# Thoughts on implementing 'unsort'

The history of Computer Science seems at times to be the history of sorting algorithms. It is one of the fundamental processes and a lot has been written about it. Creating new and obscure sorting algorithms is almost a rite of passage for any serious computer scientist.

Today, however, I was looking for what is essentially its opposite - an 'unsort' algorithm. What? Am I mad? What possible use could that be, and isn't a 'shuffle' just what I want?

Shuffle is my current closest approximation but it's too random and doesn't give me what I want which is that:

- Similar items should be spread apart
- Disimilar items can be put together

When written like this, it's a bit clearer that this is some sort of anti-sort.

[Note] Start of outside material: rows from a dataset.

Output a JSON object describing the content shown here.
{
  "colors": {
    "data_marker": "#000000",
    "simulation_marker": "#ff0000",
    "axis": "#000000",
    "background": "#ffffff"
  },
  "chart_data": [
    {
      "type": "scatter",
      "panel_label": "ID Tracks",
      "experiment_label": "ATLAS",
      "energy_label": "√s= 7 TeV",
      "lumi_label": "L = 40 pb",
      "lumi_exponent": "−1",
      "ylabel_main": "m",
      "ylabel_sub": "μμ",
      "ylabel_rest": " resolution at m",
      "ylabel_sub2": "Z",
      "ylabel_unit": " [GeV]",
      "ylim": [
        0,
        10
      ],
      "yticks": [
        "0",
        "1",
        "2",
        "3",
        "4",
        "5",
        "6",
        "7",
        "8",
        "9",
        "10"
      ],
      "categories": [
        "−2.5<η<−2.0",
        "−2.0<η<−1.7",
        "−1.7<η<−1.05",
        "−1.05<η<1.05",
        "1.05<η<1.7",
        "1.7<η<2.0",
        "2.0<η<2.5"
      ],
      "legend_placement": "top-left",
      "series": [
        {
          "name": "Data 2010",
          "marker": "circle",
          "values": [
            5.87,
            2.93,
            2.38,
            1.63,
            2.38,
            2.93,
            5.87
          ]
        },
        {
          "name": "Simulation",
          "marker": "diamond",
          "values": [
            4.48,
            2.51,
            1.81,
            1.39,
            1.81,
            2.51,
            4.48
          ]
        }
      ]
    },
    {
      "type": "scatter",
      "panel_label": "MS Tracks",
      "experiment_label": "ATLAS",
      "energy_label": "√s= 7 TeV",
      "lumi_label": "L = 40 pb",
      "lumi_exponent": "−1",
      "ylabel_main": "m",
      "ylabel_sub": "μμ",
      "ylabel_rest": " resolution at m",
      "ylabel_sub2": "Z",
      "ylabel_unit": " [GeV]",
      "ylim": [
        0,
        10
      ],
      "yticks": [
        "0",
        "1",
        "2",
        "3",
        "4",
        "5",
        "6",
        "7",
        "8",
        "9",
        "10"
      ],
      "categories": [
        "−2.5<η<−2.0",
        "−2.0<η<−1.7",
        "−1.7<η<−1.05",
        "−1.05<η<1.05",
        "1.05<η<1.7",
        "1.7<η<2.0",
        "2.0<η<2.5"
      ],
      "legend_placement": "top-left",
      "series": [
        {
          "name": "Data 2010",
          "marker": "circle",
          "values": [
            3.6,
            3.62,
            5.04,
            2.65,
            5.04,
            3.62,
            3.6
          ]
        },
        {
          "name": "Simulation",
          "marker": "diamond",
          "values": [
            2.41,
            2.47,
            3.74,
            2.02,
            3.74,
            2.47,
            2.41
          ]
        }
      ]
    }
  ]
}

For example take the list `[3,2,7,2,9,3,9,2]`

. We can easily sort this and end up with `[2,2,2,3,3,7,9,9]`

where we can clearly see that similar items get grouped together. But what I want to achieve is something like `[2,9,3,7,2,9,3,2]`

where the similar items have been spread apart.

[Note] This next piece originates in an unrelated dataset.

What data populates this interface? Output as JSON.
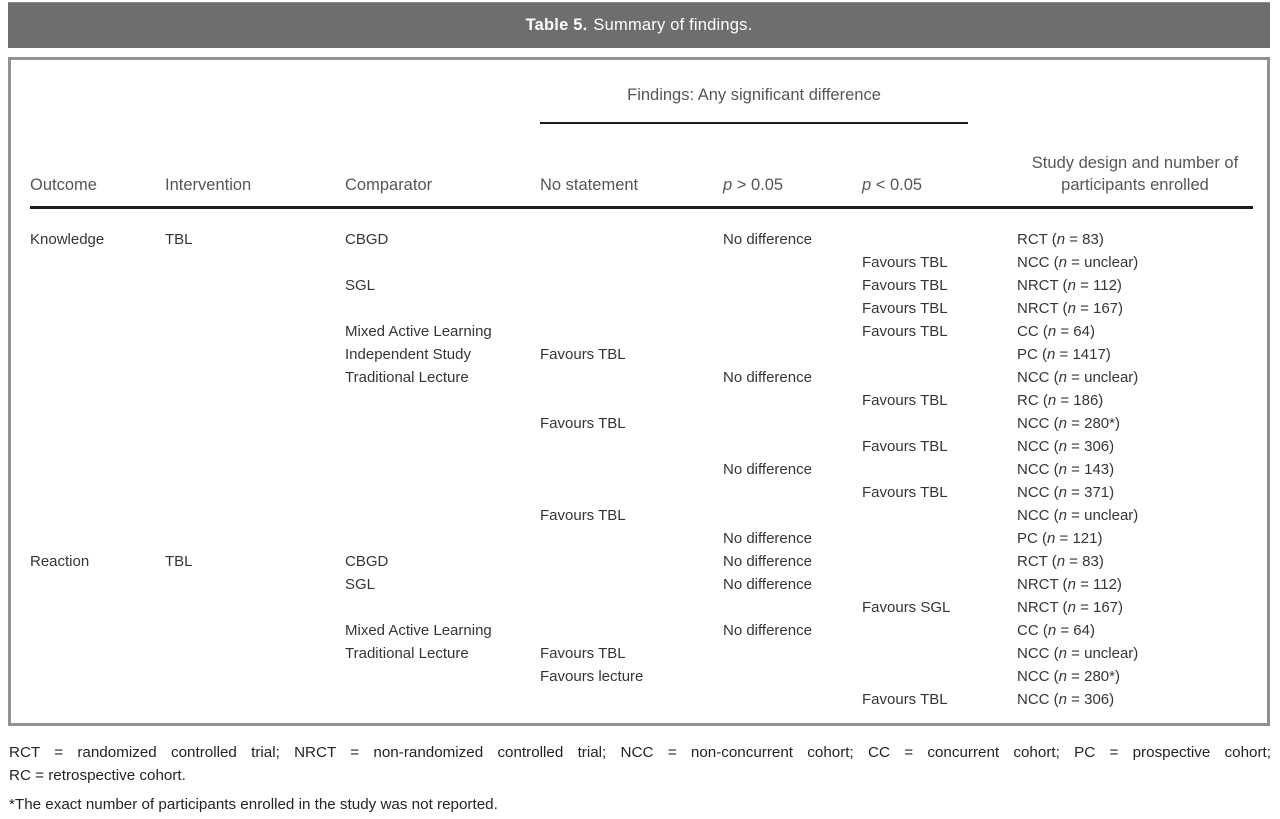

Now, I fully realise that this is undoubtably an incomplete specification and that there are any number of ways to do this depending on how we measure 'spread'.

Here's one attempt: the spread is the sum of the 'distances' of each element to each other similar element later in the list. Where 'distance' is simply the difference in the indexes of the two elements in question.

So, for `[2,2,2,3,3,7,9,9]`

, the spread would be

```
(1 + 2 + 1) + (1) + (1) = 6
```

where the first entry in parentheses measures the spread of the 2s, the second that of the 3s and the third that of the 9s.

On the other hand, for `[2,9,3,7,2,9,3,2]`

, the spread would be

```
(4 + 7 + 3) + (4) + (4) = 22
```

where the first groups are again the 2s, the second is again the 3s and the final group is again the 9s. By this measure, this second ordering is definitely more spread out.

I think the optimal 'unsort' algorithm could seek to maximise this number.

I haven't (yet!) written any code to try and create this algorithm, but that's on my list of things to do. My first task is to find the optimal 'unsorting' of this example and see how good my intuition might be.